I disagree that it no longer applies. Certainly if someone takes away what has historically been a right without using the mechanisms that exist to do so I’m going to feel oppressed. If I’m a Christian fundamentalist and am trying to say that all porn and all writings with any sort of sexual content should be banned, would you think that someone might feel oppressed? I’m guessing that you would say ‘yeah, but that’s different’…but IMHO it’s not. It’s exactly the same thing.
As I’ve said repeatedly in these debates, there are mechanisms in place to amend or abolish Amendments. If the 2nd is anachronistic, if it’s no longer meaningful, then use them. Every right laid out in the BOR and the various Amendments is subject to change if society believes that they no longer apply…and that includes the 2nd.

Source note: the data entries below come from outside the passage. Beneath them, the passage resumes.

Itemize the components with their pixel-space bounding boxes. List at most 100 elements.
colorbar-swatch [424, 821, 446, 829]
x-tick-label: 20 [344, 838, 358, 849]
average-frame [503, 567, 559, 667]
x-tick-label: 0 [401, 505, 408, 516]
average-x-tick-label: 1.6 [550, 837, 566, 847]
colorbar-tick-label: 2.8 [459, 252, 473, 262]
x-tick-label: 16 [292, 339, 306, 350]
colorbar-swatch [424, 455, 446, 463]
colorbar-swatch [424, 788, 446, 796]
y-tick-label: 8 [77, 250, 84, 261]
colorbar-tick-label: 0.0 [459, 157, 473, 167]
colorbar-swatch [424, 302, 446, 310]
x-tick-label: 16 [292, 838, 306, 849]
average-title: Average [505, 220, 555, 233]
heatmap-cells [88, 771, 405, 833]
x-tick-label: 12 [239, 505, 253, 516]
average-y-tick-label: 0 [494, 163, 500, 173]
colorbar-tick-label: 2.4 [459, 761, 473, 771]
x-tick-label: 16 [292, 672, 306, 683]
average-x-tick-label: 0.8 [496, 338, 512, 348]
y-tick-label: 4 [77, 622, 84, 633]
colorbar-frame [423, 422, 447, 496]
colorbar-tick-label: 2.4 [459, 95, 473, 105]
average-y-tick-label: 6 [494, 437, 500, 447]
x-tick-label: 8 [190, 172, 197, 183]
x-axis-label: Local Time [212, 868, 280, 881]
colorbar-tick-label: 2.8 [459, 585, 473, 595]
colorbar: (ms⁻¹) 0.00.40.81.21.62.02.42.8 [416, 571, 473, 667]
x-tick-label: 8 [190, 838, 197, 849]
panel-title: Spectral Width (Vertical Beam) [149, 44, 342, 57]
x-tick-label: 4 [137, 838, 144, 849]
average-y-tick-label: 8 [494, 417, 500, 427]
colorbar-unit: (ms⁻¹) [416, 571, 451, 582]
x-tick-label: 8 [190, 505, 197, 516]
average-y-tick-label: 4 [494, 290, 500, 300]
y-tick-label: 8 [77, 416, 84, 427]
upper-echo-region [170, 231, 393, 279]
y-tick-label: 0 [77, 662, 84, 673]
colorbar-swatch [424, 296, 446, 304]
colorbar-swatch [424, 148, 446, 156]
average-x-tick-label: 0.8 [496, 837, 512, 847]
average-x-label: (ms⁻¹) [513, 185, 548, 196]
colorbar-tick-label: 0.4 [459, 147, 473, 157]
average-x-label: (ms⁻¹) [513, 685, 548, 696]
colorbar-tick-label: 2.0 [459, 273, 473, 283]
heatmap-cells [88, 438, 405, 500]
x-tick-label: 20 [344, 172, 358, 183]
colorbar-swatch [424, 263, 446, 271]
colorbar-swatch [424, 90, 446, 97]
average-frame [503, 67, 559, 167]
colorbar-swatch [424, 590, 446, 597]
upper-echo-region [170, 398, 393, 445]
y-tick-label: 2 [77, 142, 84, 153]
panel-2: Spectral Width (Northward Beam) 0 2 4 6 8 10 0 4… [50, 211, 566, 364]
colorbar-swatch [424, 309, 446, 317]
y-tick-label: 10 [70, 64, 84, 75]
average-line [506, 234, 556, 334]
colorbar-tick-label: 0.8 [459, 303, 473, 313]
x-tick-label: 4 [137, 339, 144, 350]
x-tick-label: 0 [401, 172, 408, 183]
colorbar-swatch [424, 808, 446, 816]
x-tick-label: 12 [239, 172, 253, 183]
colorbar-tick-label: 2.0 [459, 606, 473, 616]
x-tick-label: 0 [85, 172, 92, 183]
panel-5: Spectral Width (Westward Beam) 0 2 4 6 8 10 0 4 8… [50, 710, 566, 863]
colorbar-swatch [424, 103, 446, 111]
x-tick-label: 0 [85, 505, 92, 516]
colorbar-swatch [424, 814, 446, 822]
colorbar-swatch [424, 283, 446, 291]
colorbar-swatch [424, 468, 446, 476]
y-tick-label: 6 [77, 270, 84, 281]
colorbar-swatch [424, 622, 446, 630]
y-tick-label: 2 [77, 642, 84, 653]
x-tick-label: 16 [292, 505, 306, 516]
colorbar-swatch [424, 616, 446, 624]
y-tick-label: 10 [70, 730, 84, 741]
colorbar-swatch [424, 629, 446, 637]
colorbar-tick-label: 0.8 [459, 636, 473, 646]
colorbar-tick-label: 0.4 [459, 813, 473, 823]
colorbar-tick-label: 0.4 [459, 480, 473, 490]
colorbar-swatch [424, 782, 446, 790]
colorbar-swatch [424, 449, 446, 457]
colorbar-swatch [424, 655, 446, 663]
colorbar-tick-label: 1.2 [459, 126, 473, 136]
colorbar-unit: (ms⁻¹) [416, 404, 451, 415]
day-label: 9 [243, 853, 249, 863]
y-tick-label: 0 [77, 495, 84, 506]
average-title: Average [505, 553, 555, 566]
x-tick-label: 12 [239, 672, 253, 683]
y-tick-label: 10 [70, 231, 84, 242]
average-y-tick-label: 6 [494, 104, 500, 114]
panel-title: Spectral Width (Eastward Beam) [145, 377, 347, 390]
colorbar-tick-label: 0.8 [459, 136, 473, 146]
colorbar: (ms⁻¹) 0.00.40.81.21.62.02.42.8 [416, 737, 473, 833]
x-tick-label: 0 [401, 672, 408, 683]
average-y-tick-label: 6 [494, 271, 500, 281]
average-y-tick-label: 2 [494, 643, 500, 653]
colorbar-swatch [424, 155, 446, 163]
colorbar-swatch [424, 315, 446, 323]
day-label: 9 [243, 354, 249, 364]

Well, I can’t help that you are unimpressed. I’m equally unimpressed with the argument as a whole and this paragraph in particular. You equate gun ownership to merely an unsavory and marginal aspect of freedom of speech. Say, instead, that you could validly claim that the right to possess ANY ‘porn’ (by some nebulous but insidious definition that encompasses huge swaths of what some Christian fundy might consider ‘porn’) is necessary to a free society, presuming that there are people out there who wish they could have it. Is it important that we have ‘porn’ to ensure our society is ‘free’? Well, I suppose that depends on ones perspective from an individuals viewpoint and world view…but our SOCIETY does believe that it’s important. And if we don’t, in the future, then there are mechanisms in place to replace or modify the ‘anachronism’ that is the First as well. Luckily, those mechanisms would entail a large majority of Americans wanting that change in order for it to happen.
-XT
ETA: Not sure what was up with the board…I couldn’t post the above for several hours for some reason. Haven’t really read through it so hope it’s at least partially coherent.
I figured it would come down to a semantic argument over the definition of defense. If you shoot someone who is attacking you then you have defended yourself.
Why do people always think “taking arms up against the government” has to mean revolting against the feds. It could mean going against a rouge county sheriff.
Someone impress everyone and tell them what I’m talking about.